OpenCL barrier usage within conditional

According to the specs:

If barrier is inside a conditional statement, then all work-items must enter the conditional if any work-item enters the conditional statement and executes the barrier.

If barrier is inside a loop, all work-items must execute the barrier for each iteration of the loop before any are allowed to continue execution beyond the barrier.

In my understanding this means, that in any Kernel:

if(0 == (get_local_id(0)%2)){
  //block a
  //block a part 2
  //block b
  //block b part 2
//common operations

Should one worker reach //block a, every other worker needs to reach it too.

By this logic it is not possible to correctly synchronize every odd local worker with every even one ( blocks a and b ) to be run at the same time.

Is this understanding correct?

What would be a good synchronisation strategy for a situation like this ?

  • where every other worker would need to do a different logic, but by //block a part 2 and //block b part 2 the workers inside one working group be synced up.
  • in the requested usecase there are more phases, than 2, and I'd like to keep every phase to be synchronised.

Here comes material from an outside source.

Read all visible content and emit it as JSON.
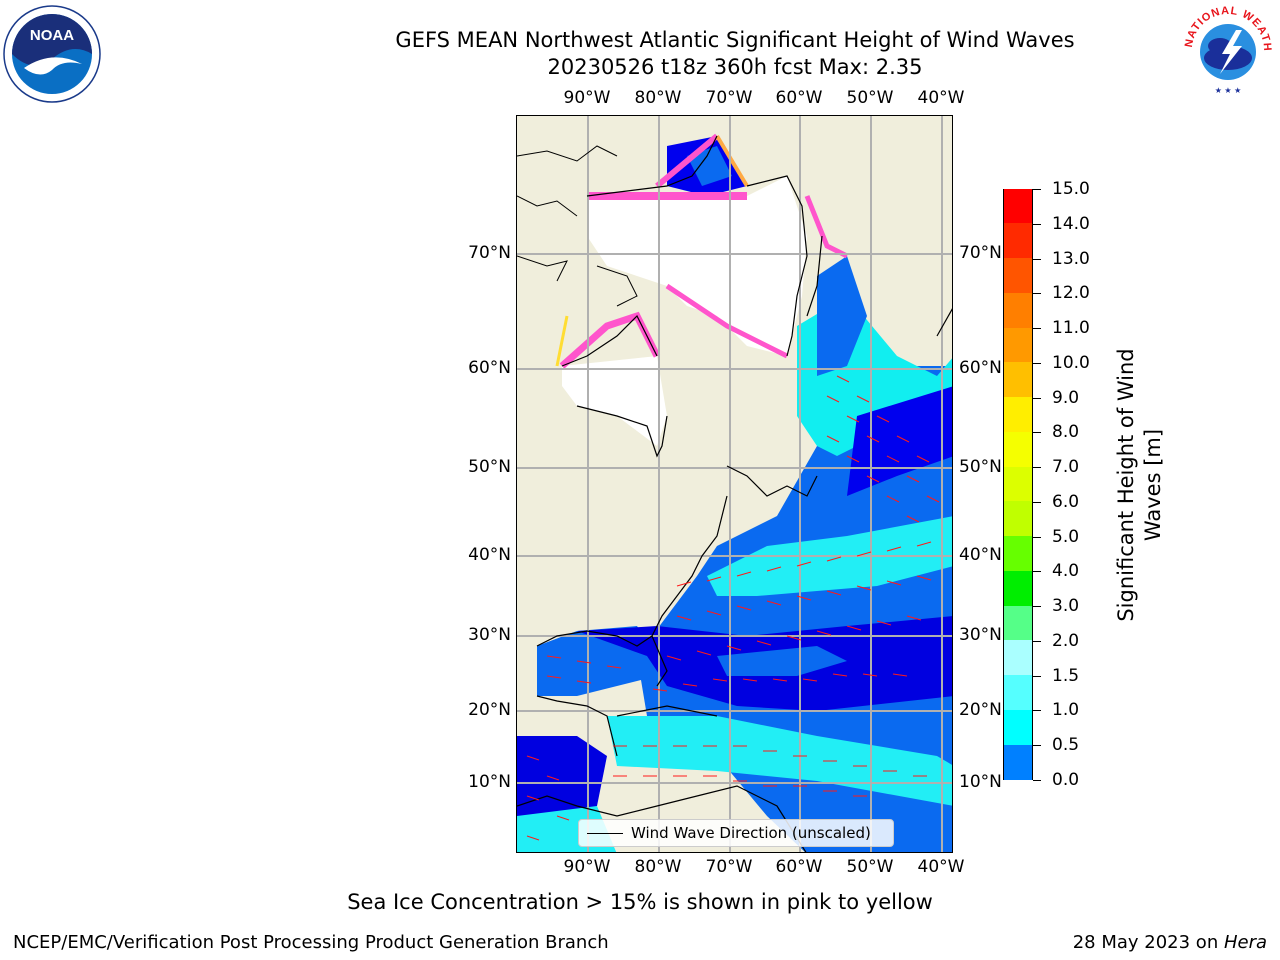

Would a logic like this be an acceptable solution?

__local number_finished = 0;
if(0 == (get_local_id(0)%2)){
  //block a
  atomic_add(&number_finished, 1);
  while(number_finished < get_local_size(0));
  //block a part 2
  //block b
  atomic_add(&number_finished, 1);
  while(number_finished < get_local_size(0));
  //block b part 2
//common operations


  • By this logic it is not possible to correctly synchronize every odd local worker with every even one ( blocks a and b ) to be run at the same time.

    Is this understanding correct?

    It is not possible. When using a work_group_barrier, you must ensure all work-items in the work group reach it. If there are paths within your code that don't reach the barrier, it may lead to undefined behavior.

    What would be a good synchronization strategy for a situation like this ?

    Usually, barriers are used outside of any conditional sections / loop:

    if (cond)
       // all work items perform work that needs to be synchronized later 
       // such as local memory writes
    barrier(CLK_LOCAL_MEM_FENCE); // note the CLK_LOCAL_MEM_FENCE flag
    // now every work item can read the data the other work items wrote before the barrier. 
    for (...)

    Would a logic like this be an acceptable solution?

    It might work, but a barrier outside the conditional section would be more efficient than a busy wait.

    if(0 == (get_local_id(0)%2)){
      //block a
      // block b
    barrier(CLK_LOCAL_MEM_FENCE); // ensures number_finished == get_local_size(0)